Opposant la froideur du réel à l’escapisme régressif ou aux nostalgies délétères, l’œuvre de Chantal Montellier dans son versant réaliste autant que dans son versant dystopique est emplie d’images qui ne paraîtront excessives qu’aux modéré·es.
Paris y est hantée par les Communard·es assassiné·es, les centres commerciaux y sont dépeints comme des laboratoires d’une expérimentation sociale à ciel fermé, les hommes comme des crocodiles, l’eugénisme y est assisté par ordinateur, des cadavres naturalisés y servent à vendre des voitures d’occasion et Big Brother y est un vieil homme blanc chauve dont notre conditionnement culturel nous force à trouver la tête sympathique. Si l’institution asilaire y est décrite et dessinée avec une minutie de documentariste, elle est aussi présentée comme l’envers d’un monde dans lequel les fous les plus dangereux sont aux manettes, toujours du bon côté du manche et possèdent les codes des diverses mallettes nucléaires. Quant aux assassins de l’ordre (les inspecteurs de police), ils y ont eu une belle gueule, mais ont élevé la bavure en pratique bureaucratique.

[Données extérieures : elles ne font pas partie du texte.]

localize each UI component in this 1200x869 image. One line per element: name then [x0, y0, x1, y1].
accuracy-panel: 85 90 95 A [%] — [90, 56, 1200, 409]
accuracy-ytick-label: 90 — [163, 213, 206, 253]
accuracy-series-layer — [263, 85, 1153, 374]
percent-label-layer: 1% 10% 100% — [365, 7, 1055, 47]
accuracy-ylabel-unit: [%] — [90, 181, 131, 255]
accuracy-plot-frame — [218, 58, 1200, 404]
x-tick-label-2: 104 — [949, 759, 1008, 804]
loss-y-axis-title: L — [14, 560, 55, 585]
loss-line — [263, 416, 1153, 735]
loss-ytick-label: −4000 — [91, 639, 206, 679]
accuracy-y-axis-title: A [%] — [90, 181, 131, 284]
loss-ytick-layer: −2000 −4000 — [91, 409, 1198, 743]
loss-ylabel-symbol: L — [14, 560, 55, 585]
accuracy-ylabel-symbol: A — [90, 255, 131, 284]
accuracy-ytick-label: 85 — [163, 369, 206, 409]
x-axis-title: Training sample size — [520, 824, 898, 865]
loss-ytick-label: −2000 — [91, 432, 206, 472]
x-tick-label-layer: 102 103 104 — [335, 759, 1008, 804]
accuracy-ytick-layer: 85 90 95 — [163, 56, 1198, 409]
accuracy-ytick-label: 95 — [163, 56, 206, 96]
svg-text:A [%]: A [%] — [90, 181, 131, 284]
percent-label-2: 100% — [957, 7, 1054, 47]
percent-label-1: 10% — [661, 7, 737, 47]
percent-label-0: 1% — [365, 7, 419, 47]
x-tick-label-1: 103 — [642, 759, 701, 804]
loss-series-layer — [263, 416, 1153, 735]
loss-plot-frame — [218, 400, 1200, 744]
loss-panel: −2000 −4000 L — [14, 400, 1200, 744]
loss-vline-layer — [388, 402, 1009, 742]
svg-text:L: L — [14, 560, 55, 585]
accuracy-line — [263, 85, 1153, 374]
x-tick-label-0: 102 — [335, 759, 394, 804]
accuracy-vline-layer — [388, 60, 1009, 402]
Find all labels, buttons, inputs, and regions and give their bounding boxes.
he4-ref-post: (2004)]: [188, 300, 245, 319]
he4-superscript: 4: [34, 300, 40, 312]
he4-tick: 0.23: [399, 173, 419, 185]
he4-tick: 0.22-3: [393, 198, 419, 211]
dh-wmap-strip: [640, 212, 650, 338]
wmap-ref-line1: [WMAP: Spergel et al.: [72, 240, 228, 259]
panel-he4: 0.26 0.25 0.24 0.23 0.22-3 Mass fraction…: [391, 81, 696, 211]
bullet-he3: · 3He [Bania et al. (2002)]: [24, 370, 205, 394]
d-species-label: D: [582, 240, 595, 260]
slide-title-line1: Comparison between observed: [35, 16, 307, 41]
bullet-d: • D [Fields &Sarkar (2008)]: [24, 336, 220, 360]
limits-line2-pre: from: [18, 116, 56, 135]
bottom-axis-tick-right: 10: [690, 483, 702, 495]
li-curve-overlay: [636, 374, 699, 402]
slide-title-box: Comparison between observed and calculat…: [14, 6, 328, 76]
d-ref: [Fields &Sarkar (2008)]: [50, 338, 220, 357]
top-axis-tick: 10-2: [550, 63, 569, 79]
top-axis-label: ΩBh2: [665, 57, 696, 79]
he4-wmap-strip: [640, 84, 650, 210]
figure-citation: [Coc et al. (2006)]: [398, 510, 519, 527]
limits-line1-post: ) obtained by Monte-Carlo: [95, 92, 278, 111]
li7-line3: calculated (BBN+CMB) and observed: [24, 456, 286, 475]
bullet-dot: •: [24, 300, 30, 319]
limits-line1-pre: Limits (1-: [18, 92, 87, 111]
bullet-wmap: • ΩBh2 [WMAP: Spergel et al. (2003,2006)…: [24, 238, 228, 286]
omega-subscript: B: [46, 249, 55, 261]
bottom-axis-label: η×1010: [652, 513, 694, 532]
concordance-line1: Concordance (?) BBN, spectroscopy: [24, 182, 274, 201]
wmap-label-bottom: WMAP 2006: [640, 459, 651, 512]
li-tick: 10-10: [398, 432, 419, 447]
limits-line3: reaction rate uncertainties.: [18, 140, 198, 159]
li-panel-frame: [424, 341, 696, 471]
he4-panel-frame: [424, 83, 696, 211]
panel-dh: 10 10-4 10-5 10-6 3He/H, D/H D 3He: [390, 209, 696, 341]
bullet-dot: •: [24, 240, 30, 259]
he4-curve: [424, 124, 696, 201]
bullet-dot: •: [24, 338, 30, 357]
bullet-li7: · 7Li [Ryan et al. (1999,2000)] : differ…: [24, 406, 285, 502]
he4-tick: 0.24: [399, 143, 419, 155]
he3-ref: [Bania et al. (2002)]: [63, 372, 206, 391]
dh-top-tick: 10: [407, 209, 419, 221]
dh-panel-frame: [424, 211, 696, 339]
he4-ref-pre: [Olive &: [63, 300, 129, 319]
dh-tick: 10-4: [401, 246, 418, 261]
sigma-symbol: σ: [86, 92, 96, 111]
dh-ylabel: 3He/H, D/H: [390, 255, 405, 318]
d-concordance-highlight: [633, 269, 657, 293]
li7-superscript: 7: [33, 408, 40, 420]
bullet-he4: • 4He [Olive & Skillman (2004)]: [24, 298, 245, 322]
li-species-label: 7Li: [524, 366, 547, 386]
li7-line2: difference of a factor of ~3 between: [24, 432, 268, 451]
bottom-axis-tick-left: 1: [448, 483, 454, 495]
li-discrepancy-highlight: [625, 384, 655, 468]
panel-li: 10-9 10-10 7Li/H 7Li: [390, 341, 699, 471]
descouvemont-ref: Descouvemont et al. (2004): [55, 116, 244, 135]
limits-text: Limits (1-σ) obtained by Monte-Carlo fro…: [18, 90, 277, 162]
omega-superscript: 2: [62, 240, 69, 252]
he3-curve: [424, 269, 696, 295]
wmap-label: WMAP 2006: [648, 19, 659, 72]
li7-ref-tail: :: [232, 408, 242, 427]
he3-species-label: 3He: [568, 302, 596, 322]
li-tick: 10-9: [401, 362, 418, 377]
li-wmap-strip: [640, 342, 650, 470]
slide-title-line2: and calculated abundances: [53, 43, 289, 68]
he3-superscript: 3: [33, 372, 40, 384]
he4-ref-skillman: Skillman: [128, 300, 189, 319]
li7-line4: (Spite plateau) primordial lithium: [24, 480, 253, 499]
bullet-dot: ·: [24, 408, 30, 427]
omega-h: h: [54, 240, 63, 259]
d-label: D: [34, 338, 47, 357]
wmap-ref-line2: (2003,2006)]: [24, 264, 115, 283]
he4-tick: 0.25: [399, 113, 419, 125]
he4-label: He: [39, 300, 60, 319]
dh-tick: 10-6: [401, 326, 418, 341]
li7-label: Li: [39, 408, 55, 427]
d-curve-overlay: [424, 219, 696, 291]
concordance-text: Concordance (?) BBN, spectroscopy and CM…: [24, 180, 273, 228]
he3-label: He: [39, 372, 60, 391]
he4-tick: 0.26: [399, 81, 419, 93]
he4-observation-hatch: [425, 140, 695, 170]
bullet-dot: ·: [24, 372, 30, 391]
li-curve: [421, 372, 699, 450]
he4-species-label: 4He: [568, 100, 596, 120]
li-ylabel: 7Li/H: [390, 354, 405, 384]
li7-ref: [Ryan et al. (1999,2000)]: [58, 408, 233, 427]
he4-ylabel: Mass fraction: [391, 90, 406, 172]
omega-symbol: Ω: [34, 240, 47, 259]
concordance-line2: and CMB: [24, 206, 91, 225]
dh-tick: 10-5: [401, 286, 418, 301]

Chez Montellier, la métaphore ne sert pas seulement à exprimer une vérité plus profonde, mais est aussi souvent une vérité littérale. C’est que la dystopie chez elle n’est jamais très éloignée de la réalité dont elle est une allégorie ou une re-présentation. Du reste, il ne suffit souvent que d’une simple re-description, comme celle de la France sous le ministère de l’intérieur de Charles Pasqua dans Les Damnés de Nanterre, pour faire ressortir la vérité dystopique du réel.
Est-ce une telle singularité qui a effrayé ? Cette détermination montellerienne à penser par elle-même, via les images ? Cette conviction que la bande dessinée puisse être autre chose que du bon divertissement (fût-il expérimental) ; qu’une bonne bande dessinée puisse s’aventurer sur le terrain du politique ?
Mais si la forme de l’exposition s’est imposée, qui plus est dans le contexte d’un centre d’art contemporain, c’est aussi que l’œuvre en bande dessinée de Chantal Montellier réclame une attention accrue à la forme comme aboutissement d’une réflexion critique. Fidèle au format du 48CC, Chantal Montellier n’est pas une romancière graphique (bien qu’elle soit par ailleurs une romancière tout court), mais une artiste de la planche. Il est possible de passer à côté de son œuvre, pour peu qu’on ne soit pas sensible aux jeux savants des constructions, aux effets de rime et de symétrie, de mise en abyme multiples, bref à la dimension réflexive d’un travail qui en appelle à l’intelligence de celles et ceux qui le regardent plutôt qu’à leurs instincts consommateurs. R.B., V.G., É.M. et F.W.